Kreig Kitts, Reference Librarian at Crowell & Moring LLP (email@example.com)
How often does this happen: Checking your email in the morning, you see that a colleague has endorsed you on LinkedIn. With great excitement – level of excitement may vary, depending whether you’ve had breakfast and coffee yet – you open the email, and your excitement dies down. Once again, you’ve been endorsed for your most mundane skills – your ability to use a product. Interlibrary loan? Copy cataloging? PACER? Is this what you’re known for? Is this what you want to be known for? If you answered “no” to that last question, then why are you advertising it on your profile?
Librarians everywhere have been going through a self-image crisis lately. A few years ago, the Special Libraries Association had a members’ referendum on changing the name to take out the word “Library”. This year in Seattle, the theme for the American Association of Law Libraries annual meeting and conference was “Reconsider Your Value” (a double-edged sword of a theme if ever there was one). Especially in the private sector, many librarians have had their titles changed, sometimes at their own request, to “competitive analyst”, “information specialist”, and other variations to try to shake up the perception that they’re clerical workers. Professional credentials work their way into email signatures, because when in doubt “Chris J. Doe, M.L.S., J.D., M.B.A., C.K.M.” is sure to impress.

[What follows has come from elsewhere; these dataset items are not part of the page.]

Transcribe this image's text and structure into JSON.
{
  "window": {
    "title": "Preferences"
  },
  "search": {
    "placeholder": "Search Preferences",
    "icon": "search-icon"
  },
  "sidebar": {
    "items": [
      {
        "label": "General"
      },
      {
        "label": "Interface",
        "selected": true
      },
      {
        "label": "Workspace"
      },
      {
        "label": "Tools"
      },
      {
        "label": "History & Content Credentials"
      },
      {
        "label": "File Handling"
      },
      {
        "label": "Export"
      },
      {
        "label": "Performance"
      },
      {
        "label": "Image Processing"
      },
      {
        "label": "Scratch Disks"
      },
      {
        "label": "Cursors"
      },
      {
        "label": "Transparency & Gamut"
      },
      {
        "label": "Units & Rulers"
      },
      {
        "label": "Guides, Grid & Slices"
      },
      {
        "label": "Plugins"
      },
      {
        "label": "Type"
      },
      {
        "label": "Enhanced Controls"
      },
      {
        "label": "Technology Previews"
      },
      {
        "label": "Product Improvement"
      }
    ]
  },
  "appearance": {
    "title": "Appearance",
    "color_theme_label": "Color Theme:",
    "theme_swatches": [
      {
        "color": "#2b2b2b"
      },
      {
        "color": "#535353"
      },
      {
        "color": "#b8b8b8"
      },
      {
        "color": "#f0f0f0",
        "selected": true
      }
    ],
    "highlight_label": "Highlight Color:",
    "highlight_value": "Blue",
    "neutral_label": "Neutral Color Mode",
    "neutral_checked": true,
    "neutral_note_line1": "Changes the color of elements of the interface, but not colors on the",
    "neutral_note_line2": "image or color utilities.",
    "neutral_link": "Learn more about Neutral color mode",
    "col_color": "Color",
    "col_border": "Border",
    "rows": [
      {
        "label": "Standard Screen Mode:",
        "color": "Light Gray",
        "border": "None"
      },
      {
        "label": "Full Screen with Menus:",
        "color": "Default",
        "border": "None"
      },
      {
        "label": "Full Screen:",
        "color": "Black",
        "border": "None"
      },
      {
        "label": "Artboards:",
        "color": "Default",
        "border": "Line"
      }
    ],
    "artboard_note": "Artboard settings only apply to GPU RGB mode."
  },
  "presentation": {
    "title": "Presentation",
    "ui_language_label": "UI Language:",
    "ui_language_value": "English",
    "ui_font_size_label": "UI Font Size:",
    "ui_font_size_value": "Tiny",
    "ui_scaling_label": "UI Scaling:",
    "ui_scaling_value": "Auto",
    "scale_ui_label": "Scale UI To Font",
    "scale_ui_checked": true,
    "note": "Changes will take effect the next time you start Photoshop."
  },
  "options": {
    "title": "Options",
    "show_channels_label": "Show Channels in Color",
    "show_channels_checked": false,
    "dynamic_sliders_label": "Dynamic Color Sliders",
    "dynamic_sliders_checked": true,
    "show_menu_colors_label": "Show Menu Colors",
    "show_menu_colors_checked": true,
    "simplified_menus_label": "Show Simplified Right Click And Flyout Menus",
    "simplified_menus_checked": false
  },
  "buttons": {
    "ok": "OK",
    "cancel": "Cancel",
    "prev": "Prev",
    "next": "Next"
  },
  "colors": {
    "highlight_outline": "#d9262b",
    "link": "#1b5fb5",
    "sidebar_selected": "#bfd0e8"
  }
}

So back to LinkedIn, the platform on which we list our professional skills. Due to my frustration at getting endorsed over and over for my ability to use a resource, and I don’t mean something kind of cool like using a Bloomberg terminal or really cool like a Taco Copter, I took action. With a bit of housekeeping out went Lexis, Westlaw, Pacer, Interlibrary Loan, and pretty much anything else that was on an exam during my first year of library school. In went Company Profiling, Competitor Intelligence, and many other valuable things I do and for which I prefer to be known.
LinkedIn makes it easy to edit your skills at http://www.linkedin.com/skills. You can even find skills with certain keywords, and better yet, related skills. For reference librarians, you probably perform in-depth company research, either for competitive purposes, due diligence, or litigation. If you don’t already analyze the information, you might start and then add it to your LinkedIn skills. For technical services and acquisitions librarians, look at your involvement in budgeting or user experience design. Look at yourself, your work, and your value, and look at how you can best showcase it.
Moreover, LinkedIn is not just for job networking. Have you connected with people at your firm? With professional colleagues who are involved in programming? Professors from library school or law school who might be looking for guest speakers? You don’t need to be “on the market” to benefit from putting your best professional face forward.
And once you start changing how you describe yourself in one area, you might start doing it elsewhere. When people learn you’re a librarian and say “so you organize the books” or “you do research”, maybe you’ll reply “I also perform corporate research and analysis”.
I already hear the objections as I type this. “We do this already. We need to educate our users about what librarians do.” If you’re altruistic, then consider this part of the education. If you’re not altruistic, then consider this a way to educate people about what you do.
This isn’t just about jazzing up a profile so everybody will think you’re amazing. Going past the general buzzwords takes some reflection, not only about the kind of professional you are, but the kind of professional you want to be. If you haven’t given that much thought, now might be the time to think about it. Plot a course of action, and determine where you are now and where you want to ultimately be. What do you do? What do you do well? What do you do really well? What are you known for? And most importantly, what do you want to be known for?